« An illusion of success: the problem-solution gap in data science »

Data science solutions, in the form of a commercial product or custom-built, are unlike other types of software. The classic problem-solution gap, illustrated in the well-known cartoon below, can be hugely exacerbated in data science by the fact that, in the end, the customer may not realize they got something other than what they asked for. Instead, they may have the false impression that the solution is working quite well.

Customers have learned to objectively evaluate most aspects of software, such as performance, usability, or functional fit. What they have not learned yet is how to evaluate the quality of mathematical modeling in data science solutions. The reason for this is straightforward: most customers lack the expertise required to be able to see that the solution is not optimally, or not at all, suited to their needs.

In some situations, there are objective metrics that help. If a solution outperforms the competition in relation to a desired metric, such as the precision of a prediction model, then the customer rightly has a reason to be satisfied. Even so, it is not always clear which metric should be used in a given situation nor being better than competition is a guarantee of an optimal solution. Moreover, much of data analytics is not predictive or prescriptive, but rather descriptive, and for this type of analysis objective metrics are rare.

 

For example, a customer may look for a solution that ranks some indicators by the trend of their temporal evolution. Yet, a trend is not a formally defined mathematical concept. As a result, it is open to multiple interpretations and mathematical models. How is the customer to judge which one is the most relevant? The same applies to many other common data

science problems such as integration of analysis across multiple data sources or aggregated ranking across multiple criteria.
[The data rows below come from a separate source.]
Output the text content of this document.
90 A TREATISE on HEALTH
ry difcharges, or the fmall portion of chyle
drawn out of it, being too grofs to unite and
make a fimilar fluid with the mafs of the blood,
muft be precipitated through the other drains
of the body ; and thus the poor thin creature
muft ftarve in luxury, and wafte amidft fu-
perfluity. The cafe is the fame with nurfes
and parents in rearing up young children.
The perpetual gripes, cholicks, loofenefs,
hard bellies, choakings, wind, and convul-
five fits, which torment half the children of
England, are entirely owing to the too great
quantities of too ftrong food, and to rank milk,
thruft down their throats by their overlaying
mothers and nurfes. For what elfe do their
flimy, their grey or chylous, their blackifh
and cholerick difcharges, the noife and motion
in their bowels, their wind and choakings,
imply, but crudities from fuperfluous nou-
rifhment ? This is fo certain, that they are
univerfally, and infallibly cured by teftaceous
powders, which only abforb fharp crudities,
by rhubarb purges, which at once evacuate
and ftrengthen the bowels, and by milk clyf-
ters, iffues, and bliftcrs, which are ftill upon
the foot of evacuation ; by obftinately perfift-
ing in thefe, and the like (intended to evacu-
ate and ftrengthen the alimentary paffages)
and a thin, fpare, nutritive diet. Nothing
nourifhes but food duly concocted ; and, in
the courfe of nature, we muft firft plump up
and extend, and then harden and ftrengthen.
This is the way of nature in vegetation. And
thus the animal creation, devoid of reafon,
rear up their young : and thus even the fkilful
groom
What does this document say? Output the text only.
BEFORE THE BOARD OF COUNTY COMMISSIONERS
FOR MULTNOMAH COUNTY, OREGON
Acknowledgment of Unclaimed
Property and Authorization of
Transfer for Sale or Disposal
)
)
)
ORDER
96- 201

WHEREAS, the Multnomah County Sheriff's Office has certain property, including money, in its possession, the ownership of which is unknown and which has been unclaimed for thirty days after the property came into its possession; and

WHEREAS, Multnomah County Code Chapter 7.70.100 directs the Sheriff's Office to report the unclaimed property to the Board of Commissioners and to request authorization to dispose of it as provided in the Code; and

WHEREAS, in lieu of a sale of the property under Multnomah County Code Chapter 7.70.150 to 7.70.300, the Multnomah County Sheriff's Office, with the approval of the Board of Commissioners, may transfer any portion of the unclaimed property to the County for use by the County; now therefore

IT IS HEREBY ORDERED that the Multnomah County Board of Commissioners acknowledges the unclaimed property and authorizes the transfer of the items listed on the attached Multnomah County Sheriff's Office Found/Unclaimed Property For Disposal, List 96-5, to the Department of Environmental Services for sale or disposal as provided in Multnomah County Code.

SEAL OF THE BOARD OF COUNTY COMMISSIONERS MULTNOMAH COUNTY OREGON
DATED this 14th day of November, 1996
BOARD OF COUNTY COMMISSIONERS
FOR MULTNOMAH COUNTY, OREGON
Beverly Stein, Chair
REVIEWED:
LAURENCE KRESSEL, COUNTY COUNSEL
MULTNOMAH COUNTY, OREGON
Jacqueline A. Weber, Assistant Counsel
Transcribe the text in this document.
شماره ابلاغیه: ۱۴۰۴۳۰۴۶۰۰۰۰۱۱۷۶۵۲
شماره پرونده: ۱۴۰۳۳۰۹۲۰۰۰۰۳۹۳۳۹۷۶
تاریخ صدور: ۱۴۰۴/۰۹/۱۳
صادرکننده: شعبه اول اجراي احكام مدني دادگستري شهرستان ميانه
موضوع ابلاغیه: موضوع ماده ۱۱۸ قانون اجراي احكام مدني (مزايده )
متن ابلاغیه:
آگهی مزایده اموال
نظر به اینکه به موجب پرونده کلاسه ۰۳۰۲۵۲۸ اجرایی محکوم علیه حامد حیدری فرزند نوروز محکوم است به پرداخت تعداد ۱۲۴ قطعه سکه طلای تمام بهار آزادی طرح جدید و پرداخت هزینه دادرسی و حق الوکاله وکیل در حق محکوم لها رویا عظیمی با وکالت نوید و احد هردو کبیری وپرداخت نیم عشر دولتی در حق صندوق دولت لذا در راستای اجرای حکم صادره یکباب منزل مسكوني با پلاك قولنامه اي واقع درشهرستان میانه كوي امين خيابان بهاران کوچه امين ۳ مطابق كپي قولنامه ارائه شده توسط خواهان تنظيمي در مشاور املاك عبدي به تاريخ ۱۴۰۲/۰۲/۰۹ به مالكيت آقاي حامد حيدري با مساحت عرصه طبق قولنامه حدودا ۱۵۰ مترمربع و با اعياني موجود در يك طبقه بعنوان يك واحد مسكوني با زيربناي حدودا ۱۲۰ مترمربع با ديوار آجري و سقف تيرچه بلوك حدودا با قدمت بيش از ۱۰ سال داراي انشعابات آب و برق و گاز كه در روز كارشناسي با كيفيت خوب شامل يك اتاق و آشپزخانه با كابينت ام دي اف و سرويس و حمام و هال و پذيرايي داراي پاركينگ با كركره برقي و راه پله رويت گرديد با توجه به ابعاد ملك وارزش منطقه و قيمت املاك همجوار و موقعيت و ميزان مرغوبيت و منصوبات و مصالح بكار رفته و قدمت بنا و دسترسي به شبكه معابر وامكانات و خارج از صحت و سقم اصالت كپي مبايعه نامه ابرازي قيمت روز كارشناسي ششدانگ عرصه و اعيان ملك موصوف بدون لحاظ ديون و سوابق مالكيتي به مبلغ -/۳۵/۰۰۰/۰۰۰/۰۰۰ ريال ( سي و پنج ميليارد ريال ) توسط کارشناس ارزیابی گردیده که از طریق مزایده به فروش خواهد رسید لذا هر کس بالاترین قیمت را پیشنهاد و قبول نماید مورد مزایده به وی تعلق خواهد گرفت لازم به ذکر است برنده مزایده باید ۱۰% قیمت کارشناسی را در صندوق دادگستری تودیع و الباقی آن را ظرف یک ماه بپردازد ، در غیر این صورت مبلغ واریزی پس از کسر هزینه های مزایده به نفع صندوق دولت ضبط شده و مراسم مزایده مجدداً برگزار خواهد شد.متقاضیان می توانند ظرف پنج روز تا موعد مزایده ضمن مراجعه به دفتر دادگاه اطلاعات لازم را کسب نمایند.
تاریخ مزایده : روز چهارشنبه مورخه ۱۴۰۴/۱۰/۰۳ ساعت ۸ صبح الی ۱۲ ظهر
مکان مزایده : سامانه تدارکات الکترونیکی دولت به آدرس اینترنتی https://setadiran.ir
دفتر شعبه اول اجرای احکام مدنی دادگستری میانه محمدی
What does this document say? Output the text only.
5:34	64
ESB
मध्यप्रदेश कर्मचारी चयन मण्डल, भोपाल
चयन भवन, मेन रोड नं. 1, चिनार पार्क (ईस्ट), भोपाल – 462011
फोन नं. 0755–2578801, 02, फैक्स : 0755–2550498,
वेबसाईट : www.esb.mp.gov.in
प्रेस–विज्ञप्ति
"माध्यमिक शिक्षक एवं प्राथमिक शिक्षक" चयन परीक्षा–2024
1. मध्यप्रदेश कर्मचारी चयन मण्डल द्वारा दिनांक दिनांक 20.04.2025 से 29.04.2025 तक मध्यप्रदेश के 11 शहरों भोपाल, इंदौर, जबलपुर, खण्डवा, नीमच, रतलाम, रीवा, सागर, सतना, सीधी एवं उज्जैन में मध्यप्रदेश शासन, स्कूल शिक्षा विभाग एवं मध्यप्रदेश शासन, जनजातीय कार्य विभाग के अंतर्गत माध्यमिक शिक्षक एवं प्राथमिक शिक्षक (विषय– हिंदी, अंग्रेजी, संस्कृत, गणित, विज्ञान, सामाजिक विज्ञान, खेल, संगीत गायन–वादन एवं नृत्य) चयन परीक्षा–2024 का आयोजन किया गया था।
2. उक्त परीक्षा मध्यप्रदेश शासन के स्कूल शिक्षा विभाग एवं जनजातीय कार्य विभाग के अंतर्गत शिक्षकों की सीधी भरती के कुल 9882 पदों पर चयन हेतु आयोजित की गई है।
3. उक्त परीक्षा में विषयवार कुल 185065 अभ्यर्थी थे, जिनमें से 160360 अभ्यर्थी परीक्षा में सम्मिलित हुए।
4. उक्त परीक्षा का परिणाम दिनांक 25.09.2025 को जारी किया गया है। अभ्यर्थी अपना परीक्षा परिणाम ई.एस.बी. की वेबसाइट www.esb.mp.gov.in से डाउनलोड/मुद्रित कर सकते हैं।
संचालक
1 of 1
The reader may object that it is up to the data scientists to determine the optimal solution for their customers. The problem with this is that data scientists, in their turn, usually lack sufficient domain expertise to deduce what the customer’s needs really are. The conceptual gap between data science and its users is usually simply too large to bridge in the timeframe of today’s fast-paced work environment. Moreover, customers must have an independent way of assessing the quality of the proposed solutions – just think of the difference between trusting a manufacturer’s claim versus a validation by an independent consumer agency.

The frequently proposed way out of this deadlock is to make use of the so-called Data or Analytics Translators. The idea is that one can find or train people who know just enough about both the data science and the business side of things to help bridge the gap between them. While such people can certainly help, they can’t ultimately resolve the underlying

issue. This is because they are not meant to be experts in either one of the domains, and therefore, cannot effectively challenge the thinking on either side of the divide.

People with strong expertise in both data science and business are quite rare, but they do exist. They may not be up for hire full-time, but may well be available for consulting projects, even despite being employed elsewhere. Hiring such experts during the phase of project conception or solution acquisition is the best strategy to minimize the risk of failure or sub-optimal results. Given the strategic impact and budgets associated with data science projects, this is absolutely worth its while.